Tel. +41 44 634 8939
Simon Mathis joined Wyss Zurich in November 2019 as a GMP technician for Somagenetix. Somagenetix is harnessing the power of gene and cell therapy to treat patients with a life-threatening inborn immunodeficiency of phagocytes. As part of the production team, Simon will focus mainly on the establishment of a GMP production process in collaboration with the Regenerative Medicine Platform at Wyss Zurich, as well as on the non-clinical safety and efficacy of mouse models. Simon received a B.Sc. in Biotechnology from Zurich University of Applied Sciences (ZHAW) in Wädenswil in 2019. During his studies, he acquired extensive knowledge and developed valuable skills that he can now apply in his current position at Wyss Zurich.
+41 44 634 89 39
Technical Project Manager and Non-Clinical Lead
Oleksandr Pastukhov joined Wyss Zurich in February 2020 as a Technical Project Manager and a Non-Clinical Lead for Somagenetix. Having pharmaceutical background, hands-on experience in gene therapy technologies, and in working in regulated environment, Oleksandr is responsible for development of a GMP-compliant manufacturing process and a GLP-compliant non-clinical testing of gene therapy medicinal products.

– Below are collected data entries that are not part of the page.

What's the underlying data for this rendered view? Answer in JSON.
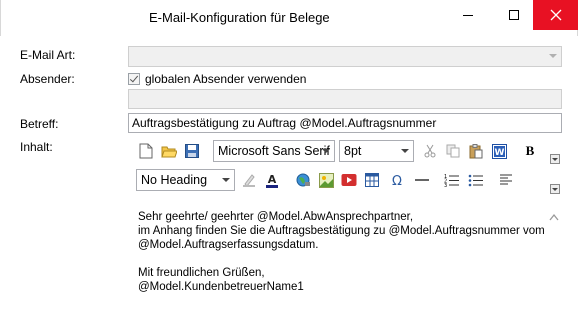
{
  "window": {
    "title": "E-Mail-Konfiguration für Belege"
  },
  "labels": {
    "email_art": "E-Mail Art:",
    "absender": "Absender:",
    "betreff": "Betreff:",
    "inhalt": "Inhalt:"
  },
  "email_art": {
    "value": ""
  },
  "absender": {
    "checkbox_label": "globalen Absender verwenden",
    "checked": true,
    "value": ""
  },
  "betreff": {
    "value": "Auftragsbestätigung zu Auftrag @Model.Auftragsnummer"
  },
  "toolbar": {
    "font": "Microsoft Sans Serif",
    "size": "8pt",
    "heading": "No Heading",
    "bold_label": "B"
  },
  "editor": {
    "lines": [
      "Sehr geehrte/ geehrter @Model.AbwAnsprechpartner,",
      "im Anhang finden Sie die Auftragsbestätigung zu @Model.Auftragsnummer vom",
      "@Model.Auftragserfassungsdatum.",
      "",
      "Mit freundlichen Grüßen,",
      "@Model.KundenbetreuerName1"
    ]
  },
  "colors": {
    "close_button": "#e81123",
    "input_border": "#abadb3",
    "disabled_field": "#f0f0f0"
  }
}
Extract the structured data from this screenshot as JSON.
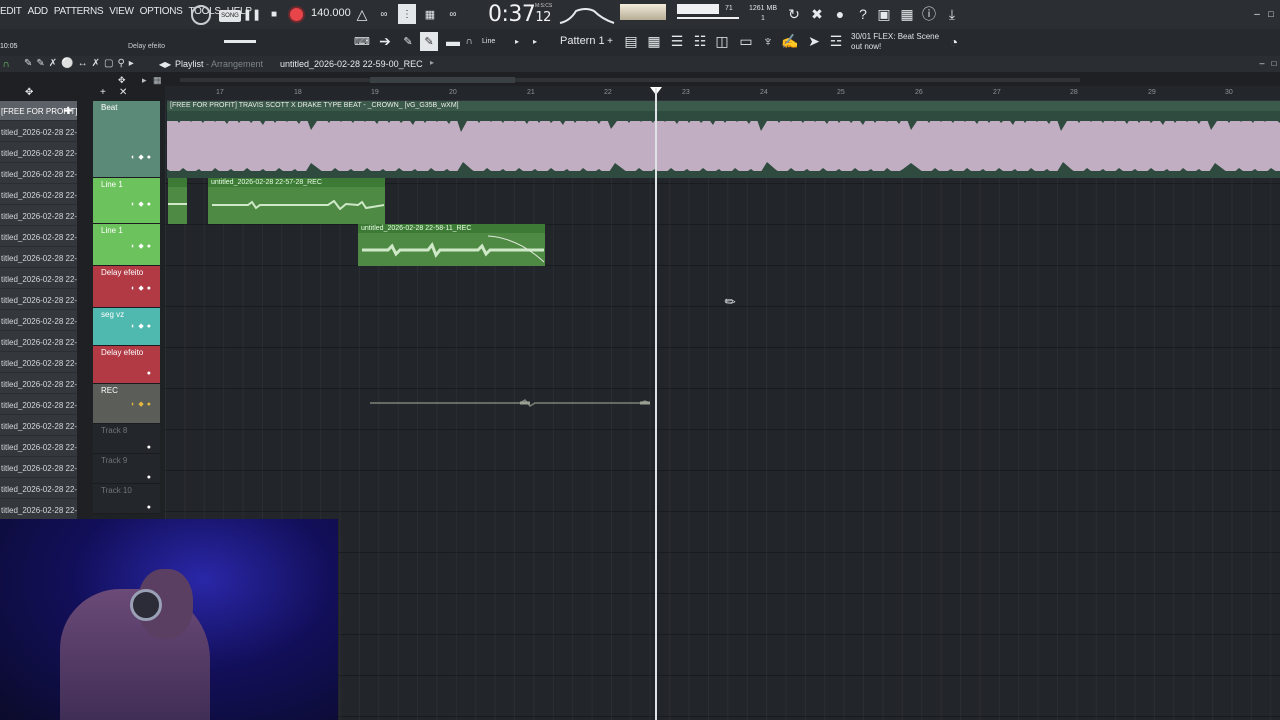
{
  "menu": [
    "EDIT",
    "ADD",
    "PATTERNS",
    "VIEW",
    "OPTIONS",
    "TOOLS",
    "HELP"
  ],
  "transport": {
    "song_label": "SONG",
    "tempo": "140.000",
    "clock_main": "0:37",
    "clock_sub": "12",
    "clock_unit": "M:S:CS"
  },
  "monitor": {
    "cpu_value": "71",
    "memory": "1261 MB",
    "voices": "1"
  },
  "hint": {
    "line1": "30/01  FLEX: Beat Scene",
    "line2": "out now!"
  },
  "toolbar2": {
    "snap": "Line",
    "pattern": "Pattern 1"
  },
  "left_info": {
    "time": "10:05",
    "selected": "Delay efeito"
  },
  "playlist": {
    "title": "Playlist",
    "subtitle": "Arrangement",
    "file": "untitled_2026-02-28 22-59-00_REC"
  },
  "ruler": [
    "17",
    "18",
    "19",
    "20",
    "21",
    "22",
    "23",
    "24",
    "25",
    "26",
    "27",
    "28",
    "29",
    "30"
  ],
  "browser": [
    "[FREE FOR PROFIT] T...",
    "titled_2026-02-28 22-",
    "titled_2026-02-28 22-",
    "titled_2026-02-28 22-",
    "titled_2026-02-28 22-",
    "titled_2026-02-28 22-",
    "titled_2026-02-28 22-",
    "titled_2026-02-28 22-",
    "titled_2026-02-28 22-",
    "titled_2026-02-28 22-",
    "titled_2026-02-28 22-",
    "titled_2026-02-28 22-",
    "titled_2026-02-28 22-",
    "titled_2026-02-28 22-",
    "titled_2026-02-28 22-",
    "titled_2026-02-28 22-",
    "titled_2026-02-28 22-",
    "titled_2026-02-28 22-",
    "titled_2026-02-28 22-",
    "titled_2026-02-28 22-"
  ],
  "tracks": [
    {
      "name": "Beat",
      "color": "#5c8a78"
    },
    {
      "name": "Line 1",
      "color": "#6cc25c"
    },
    {
      "name": "Line 1",
      "color": "#6cc25c"
    },
    {
      "name": "Delay efeito",
      "color": "#b13a45"
    },
    {
      "name": "seg vz",
      "color": "#4fb9b0"
    },
    {
      "name": "Delay efeito",
      "color": "#b13a45"
    },
    {
      "name": "REC",
      "color": "#5a5d58"
    },
    {
      "name": "Track 8",
      "color": "#23262a"
    },
    {
      "name": "Track 9",
      "color": "#23262a"
    },
    {
      "name": "Track 10",
      "color": "#23262a"
    }
  ],
  "clips": {
    "beat": "[FREE FOR PROFIT] TRAVIS SCOTT X DRAKE TYPE BEAT - _CROWN_ [vG_G35B_wXM]",
    "line1": "untitled_2026-02-28 22-57-28_REC",
    "line2": "untitled_2026-02-28 22-58-11_REC"
  }
}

Oleksandr received his diploma in clinical pharmacy from the National University of Pharmacy (Kharkiv, Ukraine) in 2006, where he then worked as a Research Associate conducting non-clinical testing of drug-candidates for pharmaceutical companies. Oleksandr completed his PhD in Biomedical Sciences at the Institute of Pharmacology (University of Bern) in 2015. The same year, he joined the University Children’s Hospital Zurich, and later the Institute for Regenerative Medicine (University of Zurich), where he worked as a Research Scientist on conventional and gene therapies for patients with inborn immune disorders.
Tel. +41 44 634 89 39
Ulrich Siler, Dr. rer. nat., biochemist, is the scientific laboratory head for gene therapy at the Institute for Regenerative Medicine (IREM) of the University of Zurich (UZH). Prior to entering academia in 2004, he worked in the pharmaceutical industry as a postdoctoral researcher. Since 2016 he has been an adjunct professor of Pediatric Immunology, Experimental Immunology and Gene Therapy at UZH. At University Children’s Hospital Zurich, he played a pivotal role, in collaboration with Prof. Janine Reichenbach and colleagues, in running the first successful clinical phase I/II gene therapy trial in 2005, aimed at curing patients with Chronic Granulomatous Disease. He developed a novel gene therapy system for the treatment of immunodeficiency, which will be translated into clinical practice as part of the Wyss Zurich Somagenetix project. Ulrich Siler serves as a mentor for the Somagenetix project.